望遠鏡で集められたこれらの観察データから理解を深めるには、惑星の気候や進化を精巧にモデル化することが必要になります。それによって、どの惑星に生命が存在しうるかを知ることができるのです。
生命の見つかる可能性の最も高い惑星とは?
オルソン博士は、系外惑星上の生命にとって最も最適な環境を特定するために研究を行いました。
これまで、生命が存在できる惑星として注目されていたのは、ハビタブルゾーンにある惑星たちです。ハビタブルゾーン内にある惑星では液体状の水が存在できます。しかし、そういった惑星にある海がすべて、生命に適しているというわけではありません。海の中で起こる対流のパターンによって、生命に適しているかどうかが変わってくるのです。
オルソン博士らのチームは、NASAが開発したROCKE-3Dというソフトウェアを使って、異なるタイプの系外惑星上の環境がどのようなものになるか、モデルを作りました。
チームはあらゆる可能性のある系外惑星についてモデル化をおこない、どのような種類の系外惑星が、生命を育み豊かな生物圏を維持できる最良のものなのかを決定することができました。
上昇流の強い惑星の条件は、大気の密度が高く、自転速度が緩やかで大陸が存在するものです。さらには、地球は生命に最も適しているとは言えず、もっと良い環境をおうかしている生命もいるかも知れないことも示唆されています。
観測技術の限界もあり、生命の検出には制限がありますが、見つかっていないだけで、生命は実は宇宙にありふれているのかもしれません。また、実際に地球外生命を見つける際には、生命にあふれている可能性の最も高い、好条件の惑星にターゲットを絞ったほうが見つけやすいでしょう。

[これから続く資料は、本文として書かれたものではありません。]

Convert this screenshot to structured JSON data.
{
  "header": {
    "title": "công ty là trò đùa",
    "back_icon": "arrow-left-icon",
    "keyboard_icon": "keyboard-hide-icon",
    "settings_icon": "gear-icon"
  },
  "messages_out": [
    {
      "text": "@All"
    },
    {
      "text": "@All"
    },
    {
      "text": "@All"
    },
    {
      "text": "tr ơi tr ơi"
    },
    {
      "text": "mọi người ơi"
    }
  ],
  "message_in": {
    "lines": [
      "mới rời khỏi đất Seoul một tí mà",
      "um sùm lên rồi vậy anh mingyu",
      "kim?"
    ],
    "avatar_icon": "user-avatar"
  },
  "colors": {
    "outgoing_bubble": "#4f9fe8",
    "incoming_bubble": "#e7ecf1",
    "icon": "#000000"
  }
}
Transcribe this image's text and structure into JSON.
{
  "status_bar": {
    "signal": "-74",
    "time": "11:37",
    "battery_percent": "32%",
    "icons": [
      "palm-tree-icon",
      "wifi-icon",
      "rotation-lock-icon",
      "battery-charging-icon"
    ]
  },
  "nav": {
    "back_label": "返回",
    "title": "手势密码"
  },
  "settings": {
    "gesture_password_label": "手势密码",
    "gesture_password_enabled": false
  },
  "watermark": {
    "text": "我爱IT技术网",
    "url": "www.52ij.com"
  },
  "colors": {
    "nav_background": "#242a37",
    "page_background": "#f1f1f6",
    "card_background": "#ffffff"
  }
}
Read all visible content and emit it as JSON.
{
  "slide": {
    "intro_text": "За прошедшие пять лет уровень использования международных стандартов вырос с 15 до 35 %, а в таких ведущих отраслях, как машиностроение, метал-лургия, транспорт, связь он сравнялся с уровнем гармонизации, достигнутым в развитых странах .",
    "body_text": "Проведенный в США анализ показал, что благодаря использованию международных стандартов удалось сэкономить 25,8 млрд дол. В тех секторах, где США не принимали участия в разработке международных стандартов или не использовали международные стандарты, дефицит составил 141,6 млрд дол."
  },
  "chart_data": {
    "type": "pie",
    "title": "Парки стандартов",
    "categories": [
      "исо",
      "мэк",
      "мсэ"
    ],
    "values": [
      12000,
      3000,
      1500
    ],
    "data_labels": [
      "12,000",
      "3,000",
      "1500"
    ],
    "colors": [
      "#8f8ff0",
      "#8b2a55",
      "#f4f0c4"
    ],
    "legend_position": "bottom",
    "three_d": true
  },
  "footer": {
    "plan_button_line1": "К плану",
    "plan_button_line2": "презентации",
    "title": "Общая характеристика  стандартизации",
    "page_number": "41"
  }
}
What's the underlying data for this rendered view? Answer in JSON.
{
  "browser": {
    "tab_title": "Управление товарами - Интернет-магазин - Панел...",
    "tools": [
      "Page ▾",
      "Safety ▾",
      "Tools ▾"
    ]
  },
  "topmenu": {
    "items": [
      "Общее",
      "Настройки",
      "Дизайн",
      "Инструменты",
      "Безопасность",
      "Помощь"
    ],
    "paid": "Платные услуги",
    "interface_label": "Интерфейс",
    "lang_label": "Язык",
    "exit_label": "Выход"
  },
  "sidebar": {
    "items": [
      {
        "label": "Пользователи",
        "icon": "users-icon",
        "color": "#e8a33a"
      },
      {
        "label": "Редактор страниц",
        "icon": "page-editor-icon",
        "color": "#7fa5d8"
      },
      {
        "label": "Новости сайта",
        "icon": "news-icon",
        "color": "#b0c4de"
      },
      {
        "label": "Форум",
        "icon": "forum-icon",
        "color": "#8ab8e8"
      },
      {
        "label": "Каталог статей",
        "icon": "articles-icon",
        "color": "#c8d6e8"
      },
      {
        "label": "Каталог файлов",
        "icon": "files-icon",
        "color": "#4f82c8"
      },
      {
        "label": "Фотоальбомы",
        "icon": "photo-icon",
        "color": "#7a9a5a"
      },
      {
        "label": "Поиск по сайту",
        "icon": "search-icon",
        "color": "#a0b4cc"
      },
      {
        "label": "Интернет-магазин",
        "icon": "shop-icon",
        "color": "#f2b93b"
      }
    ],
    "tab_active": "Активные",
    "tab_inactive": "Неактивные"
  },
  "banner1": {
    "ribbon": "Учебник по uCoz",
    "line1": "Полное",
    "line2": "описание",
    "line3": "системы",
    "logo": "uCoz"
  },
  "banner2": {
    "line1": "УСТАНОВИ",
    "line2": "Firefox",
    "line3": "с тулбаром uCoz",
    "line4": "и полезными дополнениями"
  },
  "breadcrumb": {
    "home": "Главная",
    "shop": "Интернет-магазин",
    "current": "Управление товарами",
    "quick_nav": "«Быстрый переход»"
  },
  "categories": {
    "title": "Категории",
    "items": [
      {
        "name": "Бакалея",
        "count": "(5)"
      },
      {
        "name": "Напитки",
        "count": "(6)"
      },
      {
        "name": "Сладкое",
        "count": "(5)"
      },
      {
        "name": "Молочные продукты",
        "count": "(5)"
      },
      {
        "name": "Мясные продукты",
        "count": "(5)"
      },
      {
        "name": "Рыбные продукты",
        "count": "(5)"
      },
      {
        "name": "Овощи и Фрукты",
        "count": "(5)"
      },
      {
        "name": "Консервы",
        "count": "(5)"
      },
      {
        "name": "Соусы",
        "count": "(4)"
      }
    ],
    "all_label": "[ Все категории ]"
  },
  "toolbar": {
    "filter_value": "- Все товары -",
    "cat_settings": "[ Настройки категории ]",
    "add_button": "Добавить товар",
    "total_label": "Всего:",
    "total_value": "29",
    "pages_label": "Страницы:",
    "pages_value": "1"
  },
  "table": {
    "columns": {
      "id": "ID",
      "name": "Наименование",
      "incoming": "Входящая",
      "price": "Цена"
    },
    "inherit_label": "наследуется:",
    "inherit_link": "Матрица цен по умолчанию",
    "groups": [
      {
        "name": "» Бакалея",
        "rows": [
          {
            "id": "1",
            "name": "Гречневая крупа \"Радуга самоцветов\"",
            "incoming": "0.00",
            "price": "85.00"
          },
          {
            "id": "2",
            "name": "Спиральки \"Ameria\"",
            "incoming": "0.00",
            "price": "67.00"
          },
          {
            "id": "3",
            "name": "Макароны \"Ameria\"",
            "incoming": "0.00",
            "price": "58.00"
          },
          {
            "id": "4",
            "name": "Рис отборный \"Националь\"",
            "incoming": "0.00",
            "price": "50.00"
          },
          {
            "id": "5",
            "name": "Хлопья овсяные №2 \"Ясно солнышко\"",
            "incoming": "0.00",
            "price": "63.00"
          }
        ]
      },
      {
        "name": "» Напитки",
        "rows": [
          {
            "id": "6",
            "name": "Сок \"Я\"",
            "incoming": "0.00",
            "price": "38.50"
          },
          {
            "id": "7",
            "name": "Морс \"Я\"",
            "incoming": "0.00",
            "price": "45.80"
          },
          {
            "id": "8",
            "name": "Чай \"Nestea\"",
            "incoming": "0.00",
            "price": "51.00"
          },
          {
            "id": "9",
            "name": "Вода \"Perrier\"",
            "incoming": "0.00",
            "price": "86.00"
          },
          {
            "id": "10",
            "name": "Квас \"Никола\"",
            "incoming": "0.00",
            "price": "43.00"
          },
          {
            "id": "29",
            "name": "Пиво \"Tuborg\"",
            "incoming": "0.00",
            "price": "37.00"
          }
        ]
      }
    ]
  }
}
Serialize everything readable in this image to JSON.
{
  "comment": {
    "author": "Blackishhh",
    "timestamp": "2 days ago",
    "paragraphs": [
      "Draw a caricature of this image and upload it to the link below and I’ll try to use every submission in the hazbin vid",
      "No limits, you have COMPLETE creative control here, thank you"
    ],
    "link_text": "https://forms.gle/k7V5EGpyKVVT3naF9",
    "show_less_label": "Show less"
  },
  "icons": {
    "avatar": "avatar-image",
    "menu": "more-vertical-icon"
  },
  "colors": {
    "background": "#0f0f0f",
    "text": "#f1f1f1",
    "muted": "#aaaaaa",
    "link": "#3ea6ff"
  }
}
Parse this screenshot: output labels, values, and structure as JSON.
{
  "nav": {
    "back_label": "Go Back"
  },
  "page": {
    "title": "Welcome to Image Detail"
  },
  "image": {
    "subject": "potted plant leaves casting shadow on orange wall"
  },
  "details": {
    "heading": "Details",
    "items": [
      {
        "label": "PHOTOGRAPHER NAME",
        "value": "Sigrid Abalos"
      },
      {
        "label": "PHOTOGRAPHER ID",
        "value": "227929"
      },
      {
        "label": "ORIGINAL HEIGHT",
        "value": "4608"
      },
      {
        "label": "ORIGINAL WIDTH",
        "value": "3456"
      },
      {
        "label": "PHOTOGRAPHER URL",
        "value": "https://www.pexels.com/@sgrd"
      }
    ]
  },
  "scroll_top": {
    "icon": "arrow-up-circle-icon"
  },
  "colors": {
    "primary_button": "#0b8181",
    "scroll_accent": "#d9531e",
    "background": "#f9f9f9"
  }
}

最初の系外惑星が見つかったのは、1992年のことです。現在(2019-8月時点で)4000個以上の系外惑星が存在を確定できています。最も近くにある系外惑星は、プロキシマ・ケンタウリbで4.25光年にあります。液状の水が存在できるハビタブルゾーンにある系外惑星が、生命を見つける候補として上がっています。今回の研究で、生命を探すための条件が更に絞られたことになるでしょう。